Kurze Interpretation des Gedichts

Das Gedicht „Zwei Läufer“ von Karl Kraus stellt zwei unterschiedliche Lebenswege gegenüber und beleuchtet die Frage nach Ziel und Ursprung. Zu Beginn wird das Bild zweier Läufer gezeichnet: der eine läuft „dreist“, der andere „bang“. Die Dreistigkeit des ersten Läufers lässt auf eine unerschütterliche Entschlossenheit und ein Selbstbewusstsein schließen, während der zweite Läufer von Angst und Unsicherheit geprägt ist. Diese gegensätzlichen Eigenschaften symbolisieren zwei verschiedene Herangehensweisen an das Leben – den mutigen, der seinen Weg ohne Zögern verfolgt, und den verängstigten, der zögert und von Zweifeln geplagt wird.

Der „Läufer von Nirgendher“ erwirbt „sein Ziel“, was darauf hinweist, dass er ein Ziel erreicht, das nicht aus einem klaren Ursprung hervorgeht, sondern eher aus einer Richtung, die unbekannt und unbestimmt bleibt. Sein Erfolg erscheint daher nicht greifbar oder nachhaltig, da er das Ziel lediglich „erwirbt“, ohne zu wissen, wohin der Weg führt. Im Gegensatz dazu stirbt der Läufer, der vom „Ursprung kommt“, am Wege, was eine tragische Metapher für die Unaufhaltsamkeit des Lebensweges und das Ende vor dem Erreichen eines endgültigen Ziels darstellt. Der Ursprung ist in diesem Fall der Punkt der Wahrheit oder des Anfangs, aber das Leben führt zu einem schnellen, tragischen Ende, bevor das Ziel erreicht werden kann.

Im nächsten Vers zeigt sich eine Umkehrung der Perspektiven: Der Läufer, der ursprünglich aus „Nirgendher“ kam und sein Ziel erwarb, muss nun „Platz machen“ für den Läufer, der am Wege starb.
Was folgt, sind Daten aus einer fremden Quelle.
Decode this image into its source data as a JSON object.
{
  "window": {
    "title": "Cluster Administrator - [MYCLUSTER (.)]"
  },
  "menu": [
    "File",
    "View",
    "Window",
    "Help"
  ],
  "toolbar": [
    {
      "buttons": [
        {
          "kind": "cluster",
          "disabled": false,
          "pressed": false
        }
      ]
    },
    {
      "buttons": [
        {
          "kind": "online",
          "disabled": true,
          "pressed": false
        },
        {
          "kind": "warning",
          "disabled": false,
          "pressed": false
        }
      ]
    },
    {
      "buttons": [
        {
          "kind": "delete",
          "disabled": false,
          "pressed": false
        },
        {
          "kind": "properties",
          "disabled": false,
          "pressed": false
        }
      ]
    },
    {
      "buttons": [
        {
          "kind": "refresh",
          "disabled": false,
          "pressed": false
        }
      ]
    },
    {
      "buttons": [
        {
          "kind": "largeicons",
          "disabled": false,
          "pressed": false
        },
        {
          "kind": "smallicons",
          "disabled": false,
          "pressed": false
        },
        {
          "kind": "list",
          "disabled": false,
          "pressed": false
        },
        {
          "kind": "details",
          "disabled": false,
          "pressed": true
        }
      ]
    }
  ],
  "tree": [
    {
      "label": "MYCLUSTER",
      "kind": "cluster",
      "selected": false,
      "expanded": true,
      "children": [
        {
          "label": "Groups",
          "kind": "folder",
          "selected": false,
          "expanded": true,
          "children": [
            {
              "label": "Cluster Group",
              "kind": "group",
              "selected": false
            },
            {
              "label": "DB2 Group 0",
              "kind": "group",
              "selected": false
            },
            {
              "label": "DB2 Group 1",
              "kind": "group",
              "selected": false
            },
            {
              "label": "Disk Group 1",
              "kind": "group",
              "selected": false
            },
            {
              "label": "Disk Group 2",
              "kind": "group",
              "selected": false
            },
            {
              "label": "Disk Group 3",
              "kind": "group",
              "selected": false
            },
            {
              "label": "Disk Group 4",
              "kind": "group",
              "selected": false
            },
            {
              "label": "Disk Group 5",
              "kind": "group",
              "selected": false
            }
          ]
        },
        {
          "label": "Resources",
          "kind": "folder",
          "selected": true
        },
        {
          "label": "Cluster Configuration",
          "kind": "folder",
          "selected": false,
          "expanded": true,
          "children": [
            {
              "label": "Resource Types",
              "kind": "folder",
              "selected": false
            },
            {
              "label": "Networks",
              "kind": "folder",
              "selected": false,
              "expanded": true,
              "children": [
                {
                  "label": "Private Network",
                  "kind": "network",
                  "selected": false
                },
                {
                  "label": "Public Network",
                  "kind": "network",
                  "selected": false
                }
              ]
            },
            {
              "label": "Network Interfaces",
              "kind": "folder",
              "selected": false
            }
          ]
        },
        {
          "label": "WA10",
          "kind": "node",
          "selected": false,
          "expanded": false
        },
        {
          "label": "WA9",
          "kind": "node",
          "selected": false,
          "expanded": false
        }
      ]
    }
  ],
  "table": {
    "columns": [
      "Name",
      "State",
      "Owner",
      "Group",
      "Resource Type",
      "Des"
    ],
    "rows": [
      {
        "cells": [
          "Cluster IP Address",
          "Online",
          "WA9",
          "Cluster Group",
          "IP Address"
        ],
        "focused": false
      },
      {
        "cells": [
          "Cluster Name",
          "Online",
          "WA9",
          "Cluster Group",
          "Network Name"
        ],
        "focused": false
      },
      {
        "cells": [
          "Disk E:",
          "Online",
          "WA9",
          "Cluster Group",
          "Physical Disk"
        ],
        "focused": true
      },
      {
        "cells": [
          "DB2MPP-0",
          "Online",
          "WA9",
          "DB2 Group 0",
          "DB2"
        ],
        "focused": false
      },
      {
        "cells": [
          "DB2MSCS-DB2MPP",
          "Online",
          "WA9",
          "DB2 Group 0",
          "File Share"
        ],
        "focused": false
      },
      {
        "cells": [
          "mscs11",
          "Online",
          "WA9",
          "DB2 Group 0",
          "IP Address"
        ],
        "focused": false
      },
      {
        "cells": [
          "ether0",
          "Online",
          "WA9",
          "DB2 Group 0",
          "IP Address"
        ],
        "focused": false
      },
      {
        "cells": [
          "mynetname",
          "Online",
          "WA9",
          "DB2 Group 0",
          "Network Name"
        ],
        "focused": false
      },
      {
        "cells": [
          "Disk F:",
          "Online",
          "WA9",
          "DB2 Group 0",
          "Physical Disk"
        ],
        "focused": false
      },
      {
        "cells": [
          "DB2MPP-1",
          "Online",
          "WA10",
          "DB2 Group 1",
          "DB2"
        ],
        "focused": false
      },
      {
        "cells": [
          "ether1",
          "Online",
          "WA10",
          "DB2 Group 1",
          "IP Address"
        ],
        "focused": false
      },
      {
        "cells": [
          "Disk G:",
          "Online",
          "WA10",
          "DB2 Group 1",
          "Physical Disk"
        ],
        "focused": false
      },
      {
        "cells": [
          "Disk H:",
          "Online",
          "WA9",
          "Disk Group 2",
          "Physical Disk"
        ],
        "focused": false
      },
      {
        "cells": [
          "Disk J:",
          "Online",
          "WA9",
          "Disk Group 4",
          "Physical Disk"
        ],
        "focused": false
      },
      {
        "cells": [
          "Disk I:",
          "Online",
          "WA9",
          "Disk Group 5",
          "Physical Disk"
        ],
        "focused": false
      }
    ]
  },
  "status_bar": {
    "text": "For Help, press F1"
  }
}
Dies deutet darauf hin, dass der Erfolg des ersten Läufers nicht von Dauer ist, während der Lauf des zweiten Läufers, trotz seines tragischen Endes, eine tiefere Bedeutung erhält. Der zweite Läufer, der „stets am Ursprung angelangt ist“, steht symbolisch für denjenigen, der den wahren Sinn des Lebens in seiner Suche nach Ursprung und Wahrheit findet, selbst wenn er nie das sichtbare Ziel erreicht.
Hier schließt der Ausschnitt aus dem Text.